Reasons being...

Like Solomon Volkov and Galina Vishnevskaya, I see Lady Macbeth as the artistic foundation of Shostakovich's moral individualism - a view which not only does the work no interpretive violence, but explains why he quotes from it at a key moment in his controversial Eighth Quartet. To claim - as does Richard Taruskin ("The Opera and the Dictator: the peculiar martyrdom of Dmitri Shostakovich", The New Republic, March 20th 1989, pp. 34-40) - that the opera was intended as an endorsement of Stalin's genocidal campaign against the kulaks in 1930, not only makes nonsense of the wider context of Shostakovich's life in the early Thirties, but raises the seemingly unanswerable question of why he should quote an alleged apologia for genocide in a quartet dedicated to "the victims of fascism".

For those who have not read Taruskin's article, he argues in it that the opera is "a profoundly inhumane work of art" in which its composer ("the Soviet Union's most loyal musical son") by various means "dehumanizes" his heroine's persecutors and victims so as to "perpetrate (the) colossal moral inversion" of legitimising her murders. Lady Macbeth, asserts Taruskin, is a politically-motivated travesty which presents all of its cast except Katerina as "class enemies" to be despised and destroyed. "Its chilling treatment of the victims," he concludes, "amounts to a justification of genocide."
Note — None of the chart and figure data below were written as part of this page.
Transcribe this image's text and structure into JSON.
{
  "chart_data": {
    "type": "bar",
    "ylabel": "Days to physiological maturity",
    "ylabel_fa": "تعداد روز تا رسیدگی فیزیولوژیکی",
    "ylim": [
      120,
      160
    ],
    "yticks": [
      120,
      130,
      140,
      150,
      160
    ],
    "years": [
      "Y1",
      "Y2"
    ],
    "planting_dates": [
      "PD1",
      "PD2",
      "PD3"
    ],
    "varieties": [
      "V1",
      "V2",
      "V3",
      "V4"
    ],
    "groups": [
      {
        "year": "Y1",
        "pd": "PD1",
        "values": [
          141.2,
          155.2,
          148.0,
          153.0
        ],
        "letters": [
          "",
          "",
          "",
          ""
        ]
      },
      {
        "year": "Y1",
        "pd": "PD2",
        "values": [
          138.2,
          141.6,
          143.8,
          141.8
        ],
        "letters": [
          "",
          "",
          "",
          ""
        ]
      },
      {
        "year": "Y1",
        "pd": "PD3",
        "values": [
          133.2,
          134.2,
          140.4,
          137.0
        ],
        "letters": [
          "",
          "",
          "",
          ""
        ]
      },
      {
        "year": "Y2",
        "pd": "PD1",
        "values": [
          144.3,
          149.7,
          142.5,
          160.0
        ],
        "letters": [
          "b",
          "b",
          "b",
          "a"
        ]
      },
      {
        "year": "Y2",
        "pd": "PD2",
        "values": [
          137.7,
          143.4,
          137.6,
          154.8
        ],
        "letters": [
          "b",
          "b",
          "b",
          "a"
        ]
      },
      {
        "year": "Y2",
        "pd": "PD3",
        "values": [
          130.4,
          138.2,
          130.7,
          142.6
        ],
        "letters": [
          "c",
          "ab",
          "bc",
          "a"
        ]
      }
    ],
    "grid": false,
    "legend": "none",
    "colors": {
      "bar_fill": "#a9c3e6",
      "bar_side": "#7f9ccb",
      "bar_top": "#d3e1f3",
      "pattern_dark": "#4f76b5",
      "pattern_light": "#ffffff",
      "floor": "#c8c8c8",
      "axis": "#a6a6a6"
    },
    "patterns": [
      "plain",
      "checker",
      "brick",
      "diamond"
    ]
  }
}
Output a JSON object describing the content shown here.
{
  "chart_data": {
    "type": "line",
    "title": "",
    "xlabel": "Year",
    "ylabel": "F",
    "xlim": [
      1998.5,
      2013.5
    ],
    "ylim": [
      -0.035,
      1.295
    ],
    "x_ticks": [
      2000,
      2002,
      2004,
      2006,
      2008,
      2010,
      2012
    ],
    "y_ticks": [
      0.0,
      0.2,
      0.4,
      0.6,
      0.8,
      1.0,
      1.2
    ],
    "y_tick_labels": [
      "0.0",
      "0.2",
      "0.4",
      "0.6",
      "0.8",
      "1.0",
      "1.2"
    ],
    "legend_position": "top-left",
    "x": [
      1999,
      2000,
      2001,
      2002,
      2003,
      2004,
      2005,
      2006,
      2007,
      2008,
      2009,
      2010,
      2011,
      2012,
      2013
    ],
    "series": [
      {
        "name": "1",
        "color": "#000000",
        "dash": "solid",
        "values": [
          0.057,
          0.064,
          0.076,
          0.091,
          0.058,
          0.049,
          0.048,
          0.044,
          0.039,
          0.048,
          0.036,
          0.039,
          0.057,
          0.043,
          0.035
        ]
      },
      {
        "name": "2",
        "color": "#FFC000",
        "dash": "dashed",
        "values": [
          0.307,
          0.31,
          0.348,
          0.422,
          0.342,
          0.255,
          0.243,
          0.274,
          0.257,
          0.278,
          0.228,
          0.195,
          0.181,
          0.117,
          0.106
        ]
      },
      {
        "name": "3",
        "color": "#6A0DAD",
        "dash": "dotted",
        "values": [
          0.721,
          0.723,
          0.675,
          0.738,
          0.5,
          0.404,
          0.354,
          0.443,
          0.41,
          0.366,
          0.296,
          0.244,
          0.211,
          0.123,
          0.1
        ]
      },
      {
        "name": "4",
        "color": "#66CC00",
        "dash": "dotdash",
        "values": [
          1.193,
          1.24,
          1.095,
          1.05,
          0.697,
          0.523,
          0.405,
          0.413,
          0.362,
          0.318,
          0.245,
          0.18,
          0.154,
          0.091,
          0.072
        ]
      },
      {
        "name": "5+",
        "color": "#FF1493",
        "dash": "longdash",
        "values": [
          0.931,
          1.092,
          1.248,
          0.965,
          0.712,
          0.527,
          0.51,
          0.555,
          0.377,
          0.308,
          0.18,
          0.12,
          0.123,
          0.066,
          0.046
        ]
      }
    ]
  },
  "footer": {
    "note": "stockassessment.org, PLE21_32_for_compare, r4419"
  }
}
Which is more likely? That Shostakovich in 1930-1 favoured the wholesale slaughter of Russian and Ukrainian countryfolk - or that, on the contrary, he felt that individuality itself was then under attack from Stalin's callous policies (themselves extensions of the equally callous policies of Lenin during 1917-22)?

Non-Party satirists like Bulgakov, Zamyatin, Olesha, and Zoshchenko were, long before 1930, convinced that Marxist collectivism was a disaster. Shostakovich knew these writers personally, collaborating with one (Zamyatin: on the opera The Nose) and exploring a major project with another (Bulgakov: an opera on his play about Pushkin, Last Days). There is nothing to suggest that the composer - like, say, Mayakovsky - opposed the non-Party "individualists"; on the contrary, the evidence is that he sympathized with them - which is presumably why he read their books, watched their plays, and socialised with them. In addition, his letters to his girlfriend of the Twenties, Tanya Glivenko, reveal that his favourite novel - a choice which endured throughout his life - was Dostoyevsky's The Devils, a satirical attack on revolutionary radicalism so outspoken that the Communist authorities banned it for sixty years.

That a man of such friends and opinions should, during the rabidly collectivistic Cultural Revolution of 1929-32, choose to turn Leskov's apolitical melodrama into a hymn to the expropriation of six million peasants is absurdly unlikely. Even supposing it was true, it would raise further insoluble problems. Why, for example, should Shostakovich have concealed (as he did) the composition of this supposed apologia from the very powers it was presumably designed to please? And why make its alleged conformism so hard to spot that Stalin banned it?